## Prepare normalized texts

In [10]:
import glob
import numpy as np
import re

def get_claims_texts(fname):
    with open(fname) as f:
        all_claims_text = f.read()
    return re.split("\d{7}", all_claims_text)

claims_texts = {}
for claim_fname in glob.glob("1551/*.txt"):
    cat_name = claim_fname[5:-4]
    claims_texts[cat_name] = []
    for claim_text in get_claims_texts(claim_fname):
        claims_texts[cat_name].append(claim_text)


import langid

is_uk = lambda text: langid.classify(text)[0] == 'uk'

for cat in claims_texts:
    prev_len = len(claims_texts[cat])
    claims_texts[cat] = [text for text in claims_texts[cat] if is_uk(text)]
    #print(f'{cat}: {len(claims_texts[cat])}/{prev_len}')

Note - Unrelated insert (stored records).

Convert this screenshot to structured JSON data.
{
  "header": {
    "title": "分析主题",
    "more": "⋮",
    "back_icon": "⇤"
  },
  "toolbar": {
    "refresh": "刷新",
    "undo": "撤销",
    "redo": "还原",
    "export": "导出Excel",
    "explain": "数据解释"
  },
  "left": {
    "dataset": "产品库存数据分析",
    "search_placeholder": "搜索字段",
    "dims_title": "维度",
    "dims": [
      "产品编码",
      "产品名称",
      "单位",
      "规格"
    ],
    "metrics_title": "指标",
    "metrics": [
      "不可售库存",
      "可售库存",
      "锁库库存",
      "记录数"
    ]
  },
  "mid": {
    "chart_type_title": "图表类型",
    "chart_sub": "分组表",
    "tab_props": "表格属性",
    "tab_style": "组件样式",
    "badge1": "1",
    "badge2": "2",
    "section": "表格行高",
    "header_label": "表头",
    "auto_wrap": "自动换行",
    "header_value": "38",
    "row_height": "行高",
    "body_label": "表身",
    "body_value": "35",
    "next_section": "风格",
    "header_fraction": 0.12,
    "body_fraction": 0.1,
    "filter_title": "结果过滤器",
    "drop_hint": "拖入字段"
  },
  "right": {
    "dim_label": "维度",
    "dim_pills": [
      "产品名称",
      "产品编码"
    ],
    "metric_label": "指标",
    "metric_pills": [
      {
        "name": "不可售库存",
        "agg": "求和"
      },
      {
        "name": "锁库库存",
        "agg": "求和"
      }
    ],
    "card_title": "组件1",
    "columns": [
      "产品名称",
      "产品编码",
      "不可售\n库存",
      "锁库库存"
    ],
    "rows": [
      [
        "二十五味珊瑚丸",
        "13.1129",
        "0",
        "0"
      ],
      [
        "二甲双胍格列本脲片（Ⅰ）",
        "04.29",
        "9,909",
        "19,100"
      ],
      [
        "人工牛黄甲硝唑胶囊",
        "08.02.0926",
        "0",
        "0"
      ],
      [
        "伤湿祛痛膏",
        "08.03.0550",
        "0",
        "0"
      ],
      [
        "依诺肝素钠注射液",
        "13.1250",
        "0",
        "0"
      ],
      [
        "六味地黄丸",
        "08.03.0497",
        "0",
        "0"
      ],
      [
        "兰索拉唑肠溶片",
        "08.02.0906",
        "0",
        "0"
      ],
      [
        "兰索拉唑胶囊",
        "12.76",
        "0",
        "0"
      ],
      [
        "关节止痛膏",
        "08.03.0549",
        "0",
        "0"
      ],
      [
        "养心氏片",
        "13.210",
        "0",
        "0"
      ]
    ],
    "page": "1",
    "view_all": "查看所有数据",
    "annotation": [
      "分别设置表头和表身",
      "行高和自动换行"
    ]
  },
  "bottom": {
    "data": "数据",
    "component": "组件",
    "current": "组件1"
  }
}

y2cat = list(claims_texts.keys())
cat2y = lambda cat : y2cat.index(cat)


import random

TRAIN_SIZE = 0.7

X_train_texts, Y_train = [], []
X_test_texts, Y_test = [], []
for cat in claims_texts:
    y = cat2y(cat)
    random.shuffle(claims_texts[cat])
    train_size = int(len(claims_texts[cat]) * TRAIN_SIZE)
    for i in range(train_size):
        X_train_texts.append(claims_texts[cat][i])
        Y_train.append(y)
    for i in range(train_size, len(claims_texts[cat])):
        X_test_texts.append(claims_texts[cat][i])
        Y_test.append(y)


from stop_words import get_stop_words
import tokenize_uk
import pymorphy2
import re

morph = pymorphy2.MorphAnalyzer(lang='uk')
stop_words = get_stop_words('ukrainian')

def text2norm_words(text):
    words = tokenize_uk.tokenize_uk.tokenize_words(text)

    # f1: 0.3 -> 0.36
    words = [w for w in words if len(w) > 3]
    words = [w for w in words if w.isalpha()]
    words = [w.lower() for w in words]

    # f1: 0.36 -> 0.39
    words = [w for w in words if w not in stop_words]
    words = [morph.parse(word)[0].normal_form for word in words]
    #TODO: filter by POS

    #words = list(set(words)) -> f1 -= 0.04
    if not words:
        words = ['']
    return words

X_train_texts = [text2norm_words(text) for text in X_train_texts]
X_test_texts = [text2norm_words(text) for text in X_test_texts]

In [11]:
import json
with open('xy_texts.json', 'w') as f:
    data = {'X_train_texts':X_train_texts, 'X_test_texts':X_test_texts, 'Y_train':Y_train, 'Y_test':Y_test}
    json.dump(data, f)

In [8]:
import json
with open('xy_texts.json') as f:
    data = json.load(f)

train_texts = data['X_train_texts']
test_texts  = data['X_test_texts']
Y_train = data['Y_train']
Y_test = data['Y_test']

In [11]:
from gensim.models import KeyedVectors

uk_vectors_file = 'news.lowercased.tokenized.word2vec.300d'
uk_vectors = KeyedVectors.load_word2vec_format(uk_vectors_file, binary=False)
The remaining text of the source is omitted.